Close to three million scientific and technical terms in all modern Indian languages will soon be searchable via Google, enabling teachers, writers and translators as well as students to access such terminology when they need it in the course of their work.
Technical terms from disciplines like Linguistics, Public Policy, Finance, Agriculture and Engineering will also be available on the website — shabd.education.gov.nic — and will be launched as an app, too.. The domain for the website has been registered and it’s expected to become operational before the start of the next academic session.
The National Education Policy (NEP) advocates teaching in the mother tongue and local languages as far as possible. The NEP says that the promotion of Indian languages will be integrated into school and higher education at every level. In order to help students learn these languages, the availability of high quality learning materials in the form of workbooks, textbooks, videos, plays and novels is required. Moreover, the languages should have consistent updates of their vocabulary in the dictionary, so that students have access to the latest topics and issues.
The project is an initiative of the Commission for Scientific and Technical Terminology (CSTT) under the Ministry of Education.
“As of now, we are working on 22 official languages, but the ambit will be widened to include other Indian languages as well,” Professor Giri Nath Jha, Chairperson, CSTT, said.
Explaining that the digitisation mandate was vast as it included technical terms in the Sciences, Finance, Medicine, Linguistics, etc., in Hindi and all modern Indian languages, Prof. Jha said the website would provide a standardised vocabulary for reference which can be easily accessed on the Internet.

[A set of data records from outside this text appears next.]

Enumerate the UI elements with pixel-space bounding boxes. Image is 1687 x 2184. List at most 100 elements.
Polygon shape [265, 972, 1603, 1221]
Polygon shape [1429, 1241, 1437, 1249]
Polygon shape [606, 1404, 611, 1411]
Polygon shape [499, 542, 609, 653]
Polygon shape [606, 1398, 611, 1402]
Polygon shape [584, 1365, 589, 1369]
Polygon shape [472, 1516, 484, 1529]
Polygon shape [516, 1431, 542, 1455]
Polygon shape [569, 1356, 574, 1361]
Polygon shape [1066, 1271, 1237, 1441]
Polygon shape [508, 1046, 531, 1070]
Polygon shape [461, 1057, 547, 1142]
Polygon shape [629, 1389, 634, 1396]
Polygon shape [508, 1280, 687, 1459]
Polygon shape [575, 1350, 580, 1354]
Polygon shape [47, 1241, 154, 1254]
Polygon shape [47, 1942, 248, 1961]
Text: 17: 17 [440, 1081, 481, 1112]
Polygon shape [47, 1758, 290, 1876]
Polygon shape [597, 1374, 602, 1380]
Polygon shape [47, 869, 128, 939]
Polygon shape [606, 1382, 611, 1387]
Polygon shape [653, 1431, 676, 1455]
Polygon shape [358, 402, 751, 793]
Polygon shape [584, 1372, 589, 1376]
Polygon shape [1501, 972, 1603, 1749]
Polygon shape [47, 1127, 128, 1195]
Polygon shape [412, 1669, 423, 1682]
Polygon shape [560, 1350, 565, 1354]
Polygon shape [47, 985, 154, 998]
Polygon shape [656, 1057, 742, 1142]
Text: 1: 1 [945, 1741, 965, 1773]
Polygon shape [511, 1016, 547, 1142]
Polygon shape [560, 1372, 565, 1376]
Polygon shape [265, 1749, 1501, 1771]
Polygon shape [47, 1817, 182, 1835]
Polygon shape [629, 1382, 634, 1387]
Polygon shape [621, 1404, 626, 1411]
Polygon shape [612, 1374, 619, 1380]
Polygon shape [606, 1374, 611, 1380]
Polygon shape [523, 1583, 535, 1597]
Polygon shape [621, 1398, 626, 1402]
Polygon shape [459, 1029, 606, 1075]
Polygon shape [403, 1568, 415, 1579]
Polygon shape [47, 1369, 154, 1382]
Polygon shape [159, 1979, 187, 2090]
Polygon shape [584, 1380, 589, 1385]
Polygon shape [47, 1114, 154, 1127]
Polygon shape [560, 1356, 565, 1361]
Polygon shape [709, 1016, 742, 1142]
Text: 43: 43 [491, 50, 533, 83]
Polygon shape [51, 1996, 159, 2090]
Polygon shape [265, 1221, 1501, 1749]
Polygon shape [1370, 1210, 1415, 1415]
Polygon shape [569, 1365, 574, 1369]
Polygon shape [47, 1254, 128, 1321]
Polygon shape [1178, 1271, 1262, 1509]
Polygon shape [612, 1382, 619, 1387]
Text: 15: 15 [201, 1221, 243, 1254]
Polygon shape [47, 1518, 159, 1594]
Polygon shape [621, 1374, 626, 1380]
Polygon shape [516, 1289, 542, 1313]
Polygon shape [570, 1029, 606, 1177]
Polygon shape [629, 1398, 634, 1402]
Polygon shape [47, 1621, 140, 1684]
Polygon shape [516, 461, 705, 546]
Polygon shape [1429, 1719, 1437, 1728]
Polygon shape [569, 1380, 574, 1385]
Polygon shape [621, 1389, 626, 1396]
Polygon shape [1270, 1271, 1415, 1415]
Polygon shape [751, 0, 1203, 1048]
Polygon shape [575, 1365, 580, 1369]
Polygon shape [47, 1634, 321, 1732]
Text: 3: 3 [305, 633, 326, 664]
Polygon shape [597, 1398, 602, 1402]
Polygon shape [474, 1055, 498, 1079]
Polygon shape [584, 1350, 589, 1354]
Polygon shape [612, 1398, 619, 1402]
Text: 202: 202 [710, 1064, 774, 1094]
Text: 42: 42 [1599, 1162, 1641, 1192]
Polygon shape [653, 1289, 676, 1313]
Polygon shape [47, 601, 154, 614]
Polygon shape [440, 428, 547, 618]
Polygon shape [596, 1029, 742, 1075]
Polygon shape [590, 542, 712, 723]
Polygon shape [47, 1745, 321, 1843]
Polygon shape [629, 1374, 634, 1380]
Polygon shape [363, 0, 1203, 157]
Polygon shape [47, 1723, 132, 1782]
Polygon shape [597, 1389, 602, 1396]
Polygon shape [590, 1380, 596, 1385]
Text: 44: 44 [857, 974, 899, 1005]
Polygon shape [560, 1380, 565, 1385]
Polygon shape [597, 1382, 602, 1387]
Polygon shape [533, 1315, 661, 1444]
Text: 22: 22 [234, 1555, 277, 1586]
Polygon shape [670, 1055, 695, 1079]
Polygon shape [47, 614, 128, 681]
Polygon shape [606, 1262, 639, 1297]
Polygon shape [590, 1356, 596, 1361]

“The aim is to create an official vocabulary in Indian languages that can be accessible to all through a simple Google search,” he said.

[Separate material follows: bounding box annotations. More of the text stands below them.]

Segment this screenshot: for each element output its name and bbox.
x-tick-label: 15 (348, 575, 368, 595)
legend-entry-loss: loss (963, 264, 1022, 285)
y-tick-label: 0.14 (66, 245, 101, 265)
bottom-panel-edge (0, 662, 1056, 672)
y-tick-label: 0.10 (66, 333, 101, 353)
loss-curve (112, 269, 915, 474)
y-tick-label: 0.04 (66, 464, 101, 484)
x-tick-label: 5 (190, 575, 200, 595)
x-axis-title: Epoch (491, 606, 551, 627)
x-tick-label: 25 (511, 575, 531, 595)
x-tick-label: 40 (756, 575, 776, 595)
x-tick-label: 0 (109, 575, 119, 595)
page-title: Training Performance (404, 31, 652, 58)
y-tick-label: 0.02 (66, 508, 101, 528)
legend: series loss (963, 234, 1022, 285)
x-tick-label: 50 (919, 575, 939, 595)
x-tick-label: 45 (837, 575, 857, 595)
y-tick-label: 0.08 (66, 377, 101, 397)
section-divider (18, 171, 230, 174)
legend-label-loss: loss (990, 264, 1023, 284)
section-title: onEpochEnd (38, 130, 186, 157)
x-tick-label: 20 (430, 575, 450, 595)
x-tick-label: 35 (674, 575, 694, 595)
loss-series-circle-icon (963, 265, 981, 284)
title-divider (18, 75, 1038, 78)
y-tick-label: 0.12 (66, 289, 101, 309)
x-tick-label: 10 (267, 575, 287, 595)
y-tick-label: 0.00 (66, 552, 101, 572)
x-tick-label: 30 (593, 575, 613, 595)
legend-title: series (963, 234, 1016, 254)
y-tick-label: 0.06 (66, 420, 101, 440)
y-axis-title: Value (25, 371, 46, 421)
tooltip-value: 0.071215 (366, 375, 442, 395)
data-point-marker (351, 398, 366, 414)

Different committees are working simultaneously on the project and approximately three million translated technical words will be available on the website.
Subject-based committees are focused on finding the words for their areas of expertise while language committees are collating the “standard versions”. The words are being taken from dictionaries, glossaries and reference materials published by the CSTT over the years. The commission is being aided by the National Translation Mission of the Education Ministry’s Department of Higher Education.
CSTT, which was set up in 1961, publishes a large number of textbooks and monographs, apart from its quarterly journals, the Vigyan Garima Sindhu and Gyan Garima Sindhu. It also undertakes the publication of administrative and departmental glossaries that are widely used by various government departments, institutions, research laboratories, autonomous organisations and public sector undertakings, besides organising workshops, seminars, symposiums, conferences, and orientation and training programmes, to increase the use and popularise standard technical terminology in Hindi and other Indian languages.